Катастрофическая реформа в России: ответственность западного научного сообщества

Реформы, начатые в России 15 лет назад, поставили страну на грань разрушения и причинили населению тяжелые массовые страдания. Если отставить предположения о том, что доктрина этих реформ является плодом сатанинского заговора против России, остается признать, что ее замысел включал в себя ряд ошибок фундаментального характера.

Сейчас некоторые авторы программы реформы наивно пытаются представить ее результат как следствие непредвиденных обстоятельств и чуть ли не стихийных процессов. Они отказываются от диалога и анализа дефектов философского и интеллектуального основания реформы. Это лишь усугубляет российский кризис. Роль этого философского и интеллектуального основания, в построении которого приняли участие виднейшие экономисты, очевидна, она отражена в множестве текстов, выступлений и организационных шагов. Дж. М. Кейнс [J.M. Keyenes], один из крупных мыслителей прошлого века, сказал: «Идеи экономистов и политических философов, правы они или нет, гораздо более могущественны, чем это обычно осознается. На самом деле вряд ли миром правит что-либо еще».

Одной из главных идей, положенных в основание российской реформы, сводилась к переносу в Россию западной, даже англо-саксонской, модели экономики.

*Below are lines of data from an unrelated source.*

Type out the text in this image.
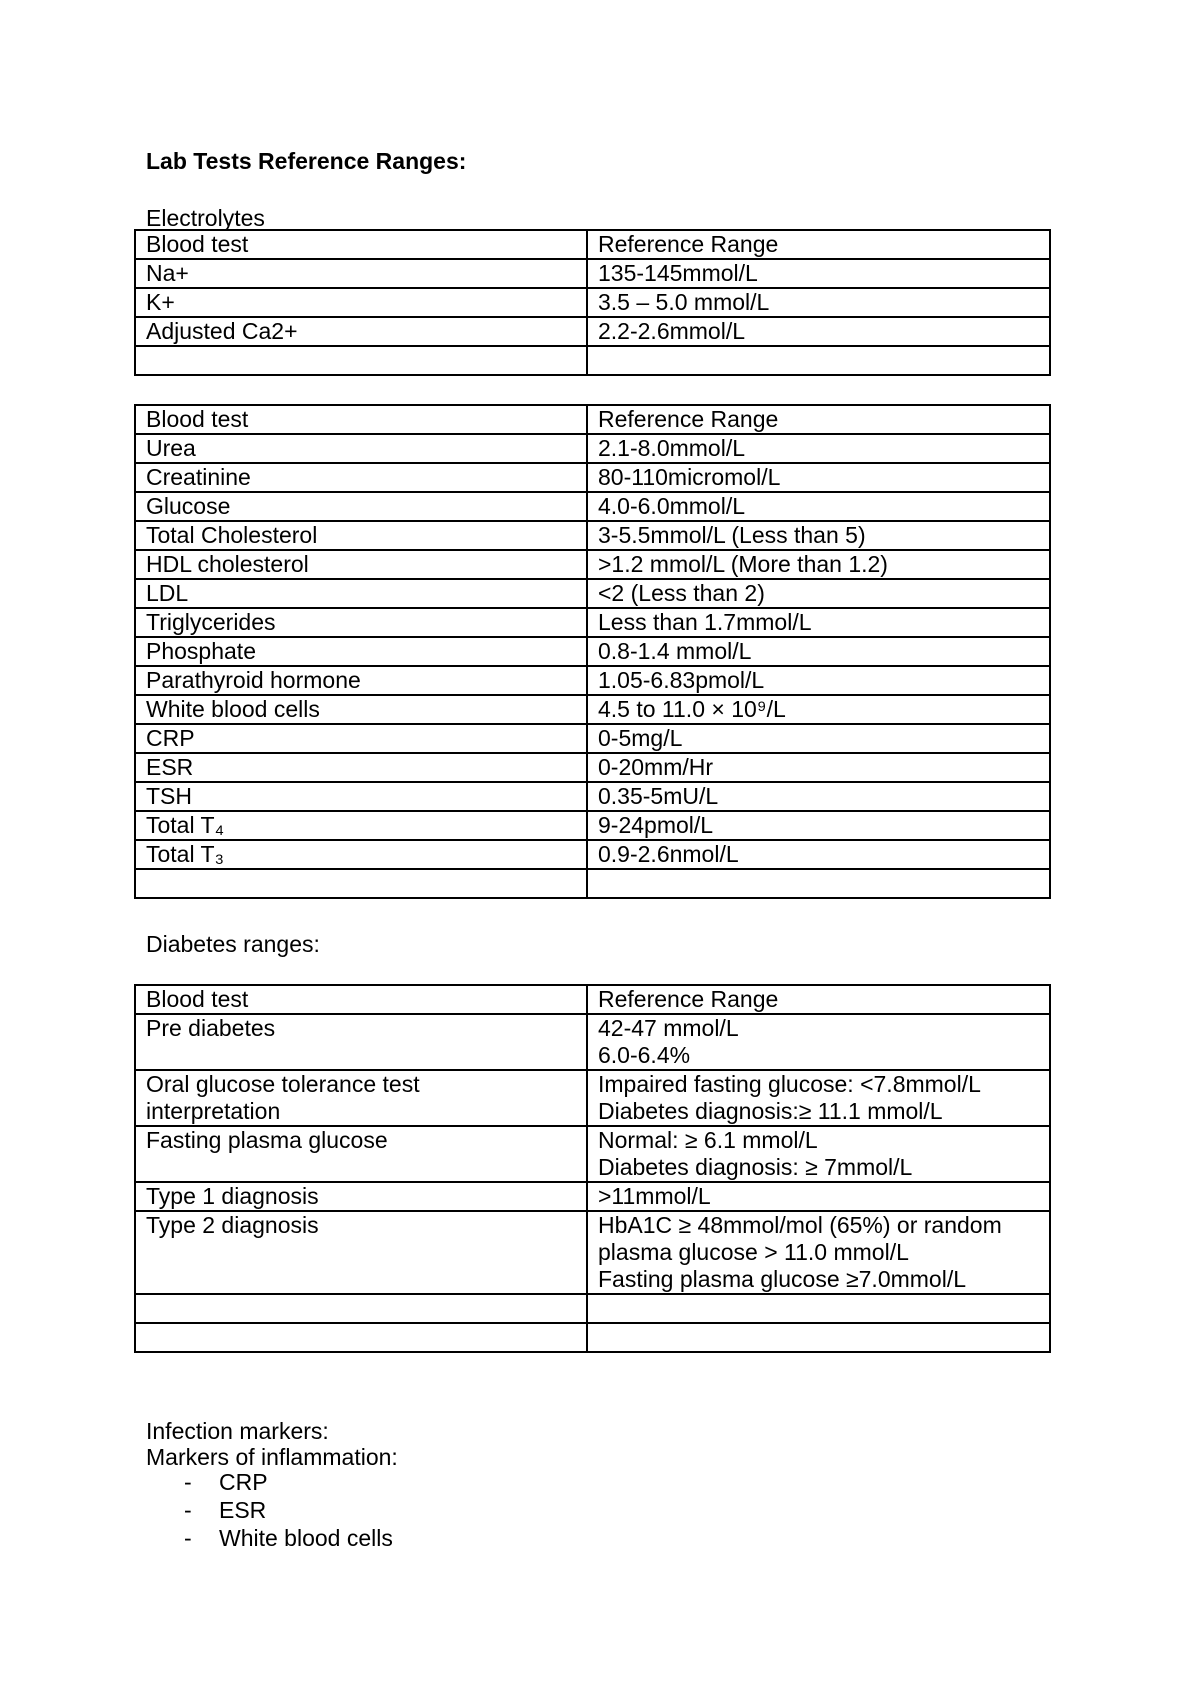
Lab Tests Reference Ranges:
Electrolytes
Blood test	Reference Range
Na+	135-145mmol/L
K+	3.5 – 5.0 mmol/L
Adjusted Ca2+	2.2-2.6mmol/L

Blood test	Reference Range
Urea	2.1-8.0mmol/L
Creatinine	80-110micromol/L
Glucose	4.0-6.0mmol/L
Total Cholesterol	3-5.5mmol/L (Less than 5)
HDL cholesterol	>1.2 mmol/L (More than 1.2)
LDL	<2 (Less than 2)
Triglycerides	Less than 1.7mmol/L
Phosphate	0.8-1.4 mmol/L
Parathyroid hormone	1.05-6.83pmol/L
White blood cells	4.5 to 11.0 × 10⁹/L
CRP	0-5mg/L
ESR	0-20mm/Hr
TSH	0.35-5mU/L
Total T₄	9-24pmol/L
Total T₃	0.9-2.6nmol/L

Diabetes ranges:
Blood test	Reference Range
Pre diabetes	42-47 mmol/L
6.0-6.4%
Oral glucose tolerance test
interpretation	Impaired fasting glucose: <7.8mmol/L
Diabetes diagnosis:≥ 11.1 mmol/L
Fasting plasma glucose	Normal: ≥ 6.1 mmol/L
Diabetes diagnosis: ≥ 7mmol/L
Type 1 diagnosis	>11mmol/L
Type 2 diagnosis	HbA1C ≥ 48mmol/mol (65%) or random
plasma glucose > 11.0 mmol/L
Fasting plasma glucose ≥7.0mmol/L

Infection markers:
Markers of inflammation:
- CRP
- ESR
- White blood cells
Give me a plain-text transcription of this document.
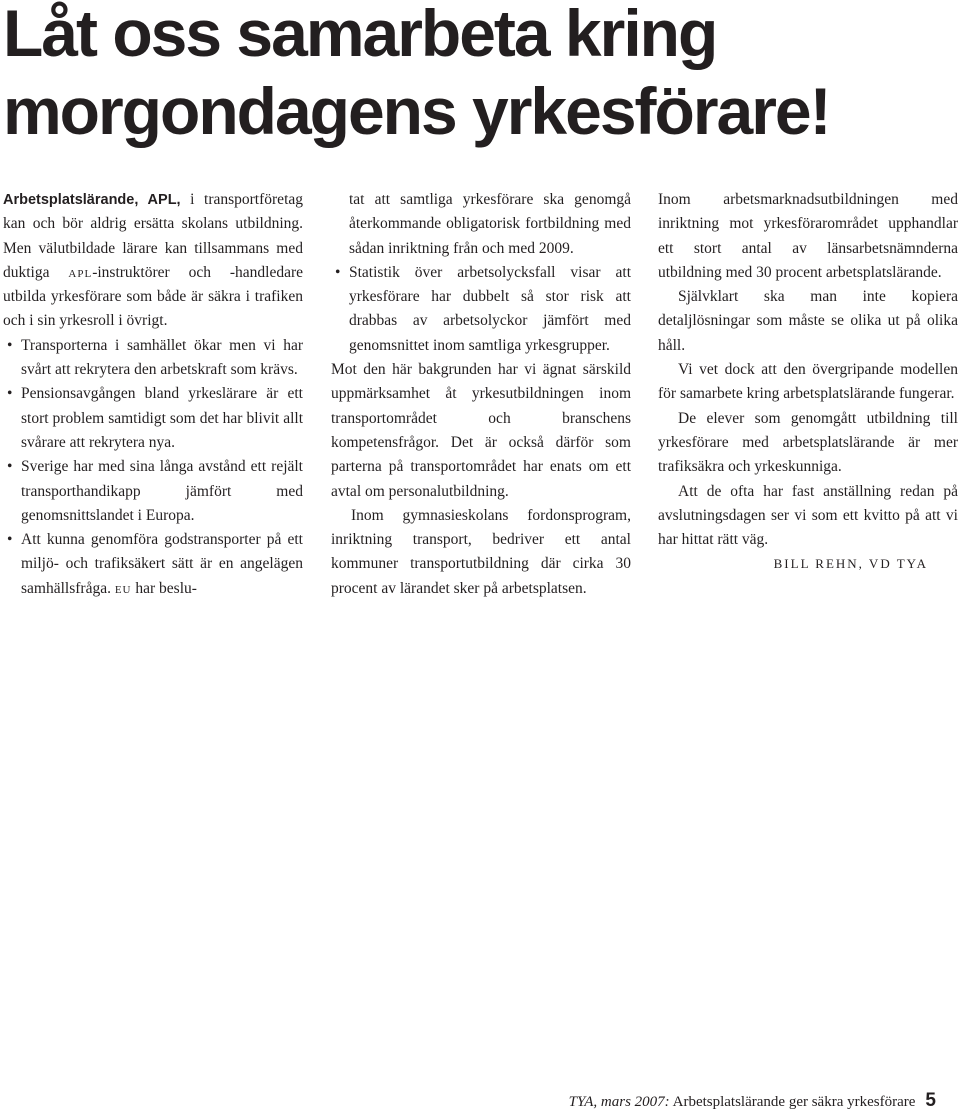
Låt oss samarbeta kring morgondagens yrkesförare!

Arbetsplatslärande, APL, i transportföretag kan och bör aldrig ersätta skolans utbildning. Men välutbildade lärare kan tillsammans med duktiga apl-instruktörer och -handledare utbilda yrkesförare som både är säkra i trafiken och i sin yrkesroll i övrigt.

• Transporterna i samhället ökar men vi har svårt att rekrytera den arbetskraft som krävs.

• Pensionsavgången bland yrkeslärare är ett stort problem samtidigt som det har blivit allt svårare att rekrytera nya.

• Sverige har med sina långa avstånd ett rejält transporthandikapp jämfört med genomsnittslandet i Europa.

• Att kunna genomföra godstransporter på ett miljö- och trafiksäkert sätt är en angelägen samhällsfråga. eu har beslu-

tat att samtliga yrkesförare ska genomgå återkommande obligatorisk fortbildning med sådan inriktning från och med 2009.

• Statistik över arbetsolycksfall visar att yrkesförare har dubbelt så stor risk att drabbas av arbetsolyckor jämfört med genomsnittet inom samtliga yrkesgrupper.

Mot den här bakgrunden har vi ägnat särskild uppmärksamhet åt yrkesutbildningen inom transportområdet och branschens kompetensfrågor. Det är också därför som parterna på transportområdet har enats om ett avtal om personalutbildning.

Inom gymnasieskolans fordonsprogram, inriktning transport, bedriver ett antal kommuner transportutbildning där cirka 30 procent av lärandet sker på arbetsplatsen.

Inom arbetsmarknadsutbildningen med inriktning mot yrkesförarområdet upphandlar ett stort antal av länsarbetsnämnderna utbildning med 30 procent arbetsplatslärande.

Självklart ska man inte kopiera detaljlösningar som måste se olika ut på olika håll.

Vi vet dock att den övergripande modellen för samarbete kring arbetsplatslärande fungerar.

De elever som genomgått utbildning till yrkesförare med arbetsplatslärande är mer trafiksäkra och yrkeskunniga.

Att de ofta har fast anställning redan på avslutningsdagen ser vi som ett kvitto på att vi har hittat rätt väg.

BILL REHN, VD TYA

TYA, mars 2007: Arbetsplatslärande ger säkra yrkesförare 5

Эта идея выводилась из, казалось бы, давно изжитого в просвещенном сознании примитивного евроцентристского мифа, согласно которому Запад через свои институты и образ жизни выражает некий универсальный закон развития в его наиболее чистом виде. Американские эксперты, работавшие в Москве, пишут: «Анализ экономической ситуации и разработка экономической стратегии для России на переходный период происходили под влиянием англо-американского представления о развитии. Вера в самоорганизующую способность рынка отчасти наивна, но она несет определенную идеологическую нагрузку — это политическая тактика, которая игнорирует и обходит стороной экономическую логику и экономическую историю России».[7] Один из этих экспертов, М. Интрилигейтор [Michael D. Intriligator], предупреждает: «Запад должен осознать свою подлинную роль в провале „шоковой терапии“».

Никаких шансов на успех такая реформа не имела. Народное хозяйство любой страны — это большая система, которая складывается исторически и не может быть переделана исходя из доктринальных соображений. Выбор за образец для построения нового общества России именно Соединенных Штатов Америки — страны, созданной на совершенно иной, нежели в России, культурной матрице — не находит никаких рациональных объяснений. Трудно сказать, какие беды нам пришлось бы еще испытать, если бы у реформаторов действительно хватило сил загнать нас в этот коридор.

Сама доктрина превращения советского хозяйства в рыночную экономику западного типа была утопией у одних и блефом у других. Начиная с конца XIX века российские экономисты и управленцы все ближе подходили к выводу, что такая экономика в России невозможна уже в силу климатических условий и огромных расстояний — слишком велики издержки на жизнеобеспечение и транспорт, слишком мал прибавочный продукт и капиталистическая рента.

Английский либеральный философ Дж. Грей [John Grey] пишет то, что знали и основоположники современной русской культуры, и подавляющее большинство граждан СССР: «Значение американского примера для обществ, имеющих более глубокие исторические и культурные корни, фактически сводится к предупреждению о том, чего им следует опасаться; это не идеал, к которому они должны стремиться. Ибо принятие американской модели экономической политики непременно повлечет для них куда более тяжелые культурные потери при весьма небольших, чисто теоретических или абсолютно иллюзорных экономических достижениях».[8]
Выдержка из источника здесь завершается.